Sunday, August 23, 2009

No Peace In Our Time


American Spectator
July 09

The following interview with Prof. Robert J. Aumann, a game theorist at the Hebrew University in Jerusalem and the winner of 2005 Nobel Prize for Economics, is excerpted from the Israeli weekly, Sha'ar La'Mathil (6/23/09). The interviewer was Dania Amihai-Mikhlin. Translated from the Hebrew by Joseph Shattan.

In your opinion, what must Israel do to finally bring peace to our part of the world?

In the past, we've made mistakes that can't be quickly undone. When you break a tool, it's often impossible to fix it, so I don't anticipate that peace will come to our part of the world in our time. I hope peace will come in our grandchildren's and great-grandchildren's time, but it won't come in our time, because we've made too many mistakes. The biggest mistake was the expulsion from Gush Katif. [ Gush Katif was a bloc of 17 Israeli settlements in the southern Gaza Strip. In 2005, its 8,000 residents were forcibly evicted by the Israeli government, and their homes demolished, as part of Israel's unilateral disengagement from Gaza.] This was an irrevocable mistake. We won't ever return to Gush Katif.

What we did there was send a message to the other side -- namely, the more they pressure us, the more they'll succeed. This was what we taught them, and since it's difficult to teach the opposite lesson -- and we obviously don't intend to clear out of Israel -- the problem is bound to continue for many years. It's not a pleasant thing to say, but there you are. What we need to do, from now on, is send the opposite message over the next thirty years. Maybe they'll learn from that.

Do you mean that we should be more consistent in carrying out our decisions?

Our flexibility, our various concessions and gestures achieve precisely the opposite of what they're intended to achieve, and this is so obvious and simple that everyone knows it. Throughout history, peace was never achieved -- neither from a scientific-theoretical perspective, nor from a common sense perspective -- through concessions and demonstrations of flexibility -- never. In conflict situations, it has first of all been necessary to demonstrate resolve, and only afterwards to sit down at the negotiating table -- but not in the wake of concessions. These only invite more pressure and more explosions and more Kassam and Grad missiles. They invite these things because the adversary realizes that he's succeeding.

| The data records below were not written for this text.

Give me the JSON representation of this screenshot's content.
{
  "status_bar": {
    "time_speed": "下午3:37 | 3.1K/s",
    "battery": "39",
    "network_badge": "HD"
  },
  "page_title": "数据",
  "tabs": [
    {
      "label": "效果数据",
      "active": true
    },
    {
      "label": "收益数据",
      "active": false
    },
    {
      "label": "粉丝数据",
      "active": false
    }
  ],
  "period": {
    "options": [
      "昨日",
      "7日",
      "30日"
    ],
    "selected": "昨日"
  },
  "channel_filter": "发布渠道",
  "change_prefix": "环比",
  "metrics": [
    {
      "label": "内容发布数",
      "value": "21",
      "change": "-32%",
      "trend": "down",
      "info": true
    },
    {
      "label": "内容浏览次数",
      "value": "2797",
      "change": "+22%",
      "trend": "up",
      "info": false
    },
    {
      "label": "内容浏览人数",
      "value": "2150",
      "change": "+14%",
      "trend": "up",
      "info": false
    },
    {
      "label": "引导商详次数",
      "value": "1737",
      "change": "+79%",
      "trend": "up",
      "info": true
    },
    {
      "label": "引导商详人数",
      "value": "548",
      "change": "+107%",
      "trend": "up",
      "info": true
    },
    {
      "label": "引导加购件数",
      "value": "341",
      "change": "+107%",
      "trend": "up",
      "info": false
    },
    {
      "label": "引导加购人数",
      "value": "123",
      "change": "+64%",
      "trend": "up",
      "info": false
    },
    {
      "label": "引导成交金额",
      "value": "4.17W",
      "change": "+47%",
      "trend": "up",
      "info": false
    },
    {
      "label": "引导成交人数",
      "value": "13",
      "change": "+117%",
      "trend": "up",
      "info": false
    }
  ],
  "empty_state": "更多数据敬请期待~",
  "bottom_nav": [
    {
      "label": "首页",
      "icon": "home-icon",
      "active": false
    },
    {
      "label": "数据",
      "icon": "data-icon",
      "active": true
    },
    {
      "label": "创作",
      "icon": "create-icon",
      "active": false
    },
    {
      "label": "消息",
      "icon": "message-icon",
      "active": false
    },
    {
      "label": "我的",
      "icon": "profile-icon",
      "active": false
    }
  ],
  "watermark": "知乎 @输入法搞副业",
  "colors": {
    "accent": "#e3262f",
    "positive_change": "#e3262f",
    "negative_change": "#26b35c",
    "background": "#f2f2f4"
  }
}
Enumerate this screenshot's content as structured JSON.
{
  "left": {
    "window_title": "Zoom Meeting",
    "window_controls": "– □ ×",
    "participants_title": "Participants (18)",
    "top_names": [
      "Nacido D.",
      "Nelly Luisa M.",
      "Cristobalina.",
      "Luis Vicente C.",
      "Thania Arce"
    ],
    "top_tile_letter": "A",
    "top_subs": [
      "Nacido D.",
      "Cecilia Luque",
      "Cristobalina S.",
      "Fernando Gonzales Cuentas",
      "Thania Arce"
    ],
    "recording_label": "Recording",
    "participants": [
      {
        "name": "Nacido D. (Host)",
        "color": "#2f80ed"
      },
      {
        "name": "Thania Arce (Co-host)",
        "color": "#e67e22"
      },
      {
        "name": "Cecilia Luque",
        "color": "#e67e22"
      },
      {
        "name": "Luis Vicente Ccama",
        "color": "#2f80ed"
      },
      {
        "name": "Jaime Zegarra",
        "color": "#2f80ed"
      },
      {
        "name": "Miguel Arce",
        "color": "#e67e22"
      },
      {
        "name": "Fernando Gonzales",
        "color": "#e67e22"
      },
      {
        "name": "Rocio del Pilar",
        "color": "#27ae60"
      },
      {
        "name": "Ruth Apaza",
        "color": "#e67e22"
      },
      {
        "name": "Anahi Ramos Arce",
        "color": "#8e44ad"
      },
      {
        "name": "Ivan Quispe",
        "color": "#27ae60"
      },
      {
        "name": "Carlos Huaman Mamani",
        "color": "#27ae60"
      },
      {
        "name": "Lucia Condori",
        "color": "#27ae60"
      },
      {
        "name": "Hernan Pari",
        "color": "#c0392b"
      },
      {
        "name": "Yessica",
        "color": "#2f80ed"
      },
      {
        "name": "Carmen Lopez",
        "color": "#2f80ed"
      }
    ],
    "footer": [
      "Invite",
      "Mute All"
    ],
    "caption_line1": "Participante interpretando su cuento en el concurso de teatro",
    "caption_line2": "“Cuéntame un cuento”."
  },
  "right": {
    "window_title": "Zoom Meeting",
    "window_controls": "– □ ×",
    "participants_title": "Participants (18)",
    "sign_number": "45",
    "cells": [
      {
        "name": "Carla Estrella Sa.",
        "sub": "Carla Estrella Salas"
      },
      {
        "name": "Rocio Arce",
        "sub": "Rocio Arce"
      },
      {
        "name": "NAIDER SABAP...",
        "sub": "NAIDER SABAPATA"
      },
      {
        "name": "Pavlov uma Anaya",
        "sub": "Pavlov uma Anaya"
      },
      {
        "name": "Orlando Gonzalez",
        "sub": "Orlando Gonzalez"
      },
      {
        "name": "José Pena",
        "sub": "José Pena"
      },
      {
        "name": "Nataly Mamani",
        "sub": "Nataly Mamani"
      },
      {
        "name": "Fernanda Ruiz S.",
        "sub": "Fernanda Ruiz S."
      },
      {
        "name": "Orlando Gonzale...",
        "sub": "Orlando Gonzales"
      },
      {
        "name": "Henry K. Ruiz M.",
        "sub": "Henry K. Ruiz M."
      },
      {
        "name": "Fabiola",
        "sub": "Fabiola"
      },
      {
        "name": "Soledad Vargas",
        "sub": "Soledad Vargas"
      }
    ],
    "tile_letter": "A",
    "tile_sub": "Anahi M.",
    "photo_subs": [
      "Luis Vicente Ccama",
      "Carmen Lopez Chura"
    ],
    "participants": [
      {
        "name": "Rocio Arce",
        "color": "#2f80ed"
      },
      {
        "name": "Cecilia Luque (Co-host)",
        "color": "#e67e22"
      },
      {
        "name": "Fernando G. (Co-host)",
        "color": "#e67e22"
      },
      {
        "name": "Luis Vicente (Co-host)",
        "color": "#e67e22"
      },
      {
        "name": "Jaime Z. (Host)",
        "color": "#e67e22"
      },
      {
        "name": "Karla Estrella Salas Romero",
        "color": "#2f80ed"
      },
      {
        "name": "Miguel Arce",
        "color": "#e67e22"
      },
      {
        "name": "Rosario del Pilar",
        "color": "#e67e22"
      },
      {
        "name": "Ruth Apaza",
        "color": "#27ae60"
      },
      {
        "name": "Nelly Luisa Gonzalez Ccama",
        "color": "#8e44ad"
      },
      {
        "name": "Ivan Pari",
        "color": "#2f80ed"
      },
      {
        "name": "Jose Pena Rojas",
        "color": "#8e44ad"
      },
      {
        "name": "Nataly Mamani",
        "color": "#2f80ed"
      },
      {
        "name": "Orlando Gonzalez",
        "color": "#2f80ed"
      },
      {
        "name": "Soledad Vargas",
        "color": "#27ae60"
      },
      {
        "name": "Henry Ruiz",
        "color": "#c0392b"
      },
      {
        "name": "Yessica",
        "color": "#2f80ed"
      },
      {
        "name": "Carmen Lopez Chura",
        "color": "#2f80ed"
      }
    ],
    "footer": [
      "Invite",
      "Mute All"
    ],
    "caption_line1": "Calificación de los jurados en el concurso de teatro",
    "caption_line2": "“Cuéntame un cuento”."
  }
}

If you're succeeding in whatever business you undertake, it's obvious that you'll step up your efforts. If you're succeeding by blowing yourself up, you'll continue to blow yourself up. That is to say: the young people who blow up themselves and us aren't crazy; they're idealists. They're people who are prepared to sacrifice their lives for something they believe in. I don't share their beliefs, but they do believe, and there's a certain insight from game theory here, that in order to play a game effectively you need to understand what the other side is doing. If you're playing chess, and the other side makes a move that you don't understand, if you say: "I don't get it, it's all nonsense, I'm going to continue my attack" -- you'll lose. First of all, you need to ask yourself why he made his move and after you've understood, you need to adjust your behavior accordingly.

And it's not just in chess, it's in everything. If you think that the other side is irrational, blowing themselves up for no good reason, so let's ignore their behavior and keep making concessions for the sake of peace -- you won't achieve your goal. Because all those tales about 70 virgins and such-like -- they're nonsense. The young people who are prepared to lay down their lives to advance what they regard as an exalted goal are idealists -- let's understand that. What we did with the expulsion from Gush Katif -- we said to them, "Bravo! You've succeeded." So if they were successful, they'll continue doing more of the same.

What are the greatest threats facing us today?

We are. We're threatening ourselves, and that's the greatest threat; we, and our insane race after peace, that's what brings war. When Chamberlain returned to Great Britain from Munich in 1938, he said, "I have brought peace in our time." Back then, too, everyone was racing madly after peace, and Chamberlain brought war.

Then what really will bring peace?

What will bring peace is our readiness for war. The Romans already knew this: If you want peace, prepare for war, not just materially, but also psychologically. You should be psychologically prepared for war, and not go around all the time yelling, "When will peace finally come?" The other side wants war? Fine, bring it on! Only then will peace come, only when the other side is convinced that we mean it. We're not doing anything to convince them. On the contrary, we're doing precisely the opposite, which is why we are the greatest threat to ourselves.